2014-03-03 17:24:28.689682+00 by Dan Lyke 3 comments

techdirt: Keurig Will Use DRM In New Coffee Maker To Lock Out Refill Market

Keurig's solution to this problem? In a lawsuit (pdf) filed against Keurig by TreeHouse Foods, they claim Keurig has been busy striking exclusionary agreements with suppliers and distributors to lock competing products out of the market. What's more, TreeHouse points out that Keurig is now developing a new version of their coffee maker that will incorporate the java-bean equivalent of DRM -- so that only Keurig's own coffee pods can be used in it:

[ related topics: Invention and Design Software Engineering Economics ]

comments in ascending chronological order (reverse):

#Comment Re: made: 2014-03-03 17:47:19.93306+00 by: meuon [edit history]

We have a K-Cup machine in the office.. it's an expensive way to make bad coffee. When that machine blows, (and it eventually will) I'll put in a good expresso machine like at home. Fresh ground beans and a 15+bar (pressurized) machine make cheap beans taste awesome.

#Comment Re: made: 2014-03-03 18:04:59.389157+00 by: Jack William Bell

It isn't new that companies intentionally create products designed to protect a business model by locking out competitors from the aftermarket. It isn't new that competitors reverse engineer these designs (where they aren't protected by a patent) in order to create a competitive marketplace.

What is new is the DCMA, which makes it illegal to circumvent these artificial market protection schemes.
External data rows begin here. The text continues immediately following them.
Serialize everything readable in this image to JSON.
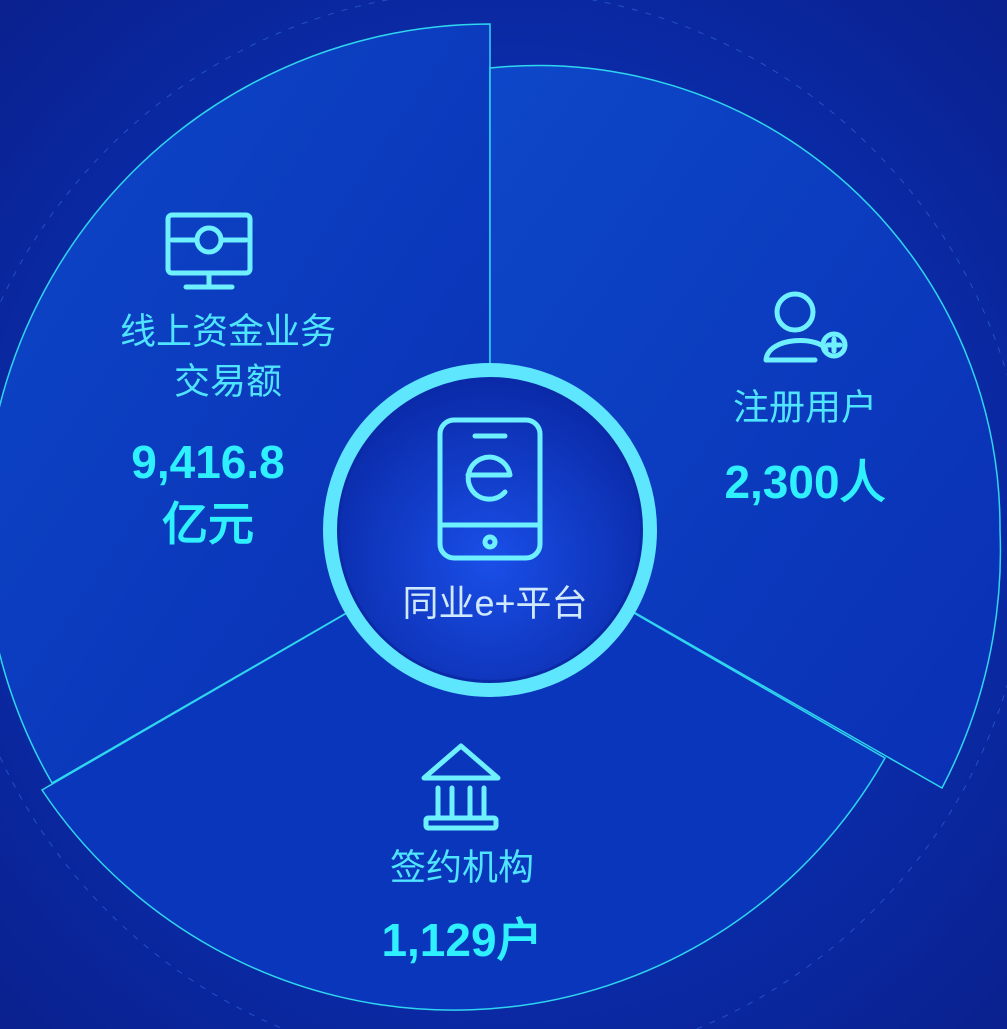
{
  "center": {
    "label": "同业e+平台"
  },
  "segments": [
    {
      "label_lines": [
        "线上资金业务",
        "交易额"
      ],
      "value_lines": [
        "9,416.8",
        "亿元"
      ]
    },
    {
      "label": "注册用户",
      "value": "2,300人"
    },
    {
      "label": "签约机构",
      "value": "1,129户"
    }
  ]
}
Right now I'm wondering what our electrical marketplace would have looked like if Edison and Westinghouse had been able to take advantage of DCMA protections. What it would cost to operate a motor vehicle if you could only buy replacement parts from the dealer. Whether there would be an Internet at all if every computer maker insisted their computers could only talk to each other.

Standards and open systems are good for everyone, in the long run. DRM is the last refuge of the incompetent and those who fear innovation.

#Comment Re: made: 2014-03-04 17:33:38.019152+00 by: Dan Lyke

Yeah, I was involved in some discussions a few years ago about ways to pervert the law into trying to protect communications with an embedded device, including things like trying to figure out if we could somehow pervert obscenity law...

In the end, the smaller vendor just gave up on interop with that product line because they didn't have the resources, or potential profits from that interop, to continue the fight. I, of course, had mixed feelings, I was getting paid pretty well, but I'd like better legal protections for "you own the device, you can do what you want with it".

The "you paid for it, but you're really renting it from us and being charged in supplies" model, while super profitable, squicks me.